Поверх мрачноватой тоски в Лодыженском стала вскипать жарко-сухая, пустынная, с выколотыми зрачками и вытекшими белками ненависть. Ему показалось: из ушей старичка свисает черно-зеленая вечерняя тина. Кроме того, старичок вдруг представился препоной в возможных отношениях с Варей Нудьгой.
– А Варенька наша – она же еще только прибыла! У нее же пока совсем другое на уме. А у нас – общественное дело! – Казнодеев все пытался встроиться между Нудьгой и Лодыженским.
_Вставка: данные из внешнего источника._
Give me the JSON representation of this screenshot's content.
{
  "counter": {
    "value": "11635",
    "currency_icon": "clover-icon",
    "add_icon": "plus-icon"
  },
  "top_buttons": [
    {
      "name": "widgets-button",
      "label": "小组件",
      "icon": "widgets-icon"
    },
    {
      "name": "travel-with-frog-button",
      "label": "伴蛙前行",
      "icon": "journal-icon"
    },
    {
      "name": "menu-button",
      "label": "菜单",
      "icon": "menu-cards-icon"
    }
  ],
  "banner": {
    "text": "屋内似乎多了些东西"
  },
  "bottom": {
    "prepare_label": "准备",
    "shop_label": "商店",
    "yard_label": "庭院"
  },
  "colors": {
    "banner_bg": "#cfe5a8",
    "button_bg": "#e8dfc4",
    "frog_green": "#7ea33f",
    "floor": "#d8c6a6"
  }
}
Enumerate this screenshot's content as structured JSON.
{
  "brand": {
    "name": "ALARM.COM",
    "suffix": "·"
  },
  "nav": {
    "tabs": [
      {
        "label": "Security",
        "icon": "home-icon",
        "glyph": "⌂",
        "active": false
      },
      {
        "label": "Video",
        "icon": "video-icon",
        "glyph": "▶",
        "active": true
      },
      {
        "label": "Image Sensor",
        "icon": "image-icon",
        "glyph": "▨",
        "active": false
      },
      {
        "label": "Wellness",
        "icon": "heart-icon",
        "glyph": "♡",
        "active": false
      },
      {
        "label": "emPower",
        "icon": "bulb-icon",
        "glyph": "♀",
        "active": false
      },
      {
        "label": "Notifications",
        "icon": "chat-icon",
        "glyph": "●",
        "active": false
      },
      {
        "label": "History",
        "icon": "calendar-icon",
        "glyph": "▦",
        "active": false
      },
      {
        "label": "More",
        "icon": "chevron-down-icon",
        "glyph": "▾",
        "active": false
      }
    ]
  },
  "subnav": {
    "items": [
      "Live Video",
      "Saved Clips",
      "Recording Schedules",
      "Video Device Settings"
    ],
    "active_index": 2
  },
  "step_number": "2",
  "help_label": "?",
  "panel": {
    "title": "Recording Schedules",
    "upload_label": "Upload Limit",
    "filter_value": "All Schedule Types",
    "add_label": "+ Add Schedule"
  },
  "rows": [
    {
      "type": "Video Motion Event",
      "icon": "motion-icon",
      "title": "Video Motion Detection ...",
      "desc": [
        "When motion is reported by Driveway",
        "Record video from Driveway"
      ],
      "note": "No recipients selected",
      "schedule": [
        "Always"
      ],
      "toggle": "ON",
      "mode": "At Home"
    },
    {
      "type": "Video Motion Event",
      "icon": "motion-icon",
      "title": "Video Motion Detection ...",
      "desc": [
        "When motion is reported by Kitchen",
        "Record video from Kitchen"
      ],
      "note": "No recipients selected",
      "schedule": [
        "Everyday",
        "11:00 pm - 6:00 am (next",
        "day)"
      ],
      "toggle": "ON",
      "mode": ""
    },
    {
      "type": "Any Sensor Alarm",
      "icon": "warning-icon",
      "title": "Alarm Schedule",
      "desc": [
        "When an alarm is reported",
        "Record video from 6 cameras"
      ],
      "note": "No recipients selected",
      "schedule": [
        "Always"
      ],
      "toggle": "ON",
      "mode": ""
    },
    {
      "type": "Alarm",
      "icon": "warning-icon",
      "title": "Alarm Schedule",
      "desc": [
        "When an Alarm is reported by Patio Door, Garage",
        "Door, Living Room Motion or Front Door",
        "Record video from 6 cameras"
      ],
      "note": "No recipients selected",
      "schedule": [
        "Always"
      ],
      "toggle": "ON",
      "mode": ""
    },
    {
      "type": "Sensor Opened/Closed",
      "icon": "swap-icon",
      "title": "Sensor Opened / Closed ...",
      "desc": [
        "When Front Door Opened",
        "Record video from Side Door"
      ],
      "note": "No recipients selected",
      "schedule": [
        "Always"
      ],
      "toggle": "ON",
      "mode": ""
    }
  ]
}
Но Варя держала доктора под руку крепко. – В конце концов, не скрою от вас, дорогой доктор… Вы нам нужны и еще для одного частного медицинского совета…
Преграду, принявшую вид старичка, надо было убирать, ломать! Лодыженский отступил на полшага назад.
– Да, не скрою! Здесь присутствует наш пресс-секретарь Лидочка Посикера… Она вам наверху, в «думной» нашей гостиной, все что надо и объяснит. Мы вас как раз туда позвать хотели. Молю вас и заклинаю!
Возвращая правую ногу на место, Лодыженский, сам не зная как, въехал старичку Казнодееву кулаком точнехонько в ухо.
Старичок резко, словно его подсекли веревкой за ноги, упал.
Две холеные дамы бросились старичка поднимать.
– Идемте же! Вниз, в буфет идемте! Чего вам тут оставаться. А что старикашка упал – так это не страшно. Я тут за четыре дня и не такого насмотрелась… – радостно нашептывала в ухо Лодыженскому Варя Нудьга.
Медленно и степенно, чтобы не показать стыда и робости, стали они спускаться вниз, в буфет.
Вслед за шепотом новой знакомой тоска и тревожное возбуждение стали вновь нарастать. Стараясь сбить их напор, Лодыженский ступал тяжело, уверенно. Однако вновь пришедшее ощущение того, что, поднявшись на очередной уступ, он не удержится, сорвется в тартарары, – крепко впилось в него. К тому же доктору вдруг представилось: вот старичка Казнодеева подымают, вот несут к выходу, вот над ним склоняется врач «скорой», проверяет пульс… А пульса-то и нет!
«Убил?… Нет! Быть не может! А может, старичок, падая, того… Головой о выступ? Нет-нет, невозможно!»
Внизу, в буфете, было сумрачно, пусто.
Правда, едва успели сесть за треугольный зеркальный столик без скатерти, едва успели осмотреться, отругать светильники в виде африканских масок и невесть зачем понадобившийся в буфете небольшой, но напряженно бьющий фонтан с круглым бассейном, как налетел и завис в воздухе, подобно сорному вихрю, Побужацкий.
– А! Вот вы где? Разумею… А как же душка Казнодеев? Плохо ему, ух как плохо! Он ведь к вам – как к родному! А вы его в ухо! А если захворает Казнодеюшка? Или того хуже – с катушек долой? Нет уж. С нами такие номера не проходят. Так что – будем с вами разбираться!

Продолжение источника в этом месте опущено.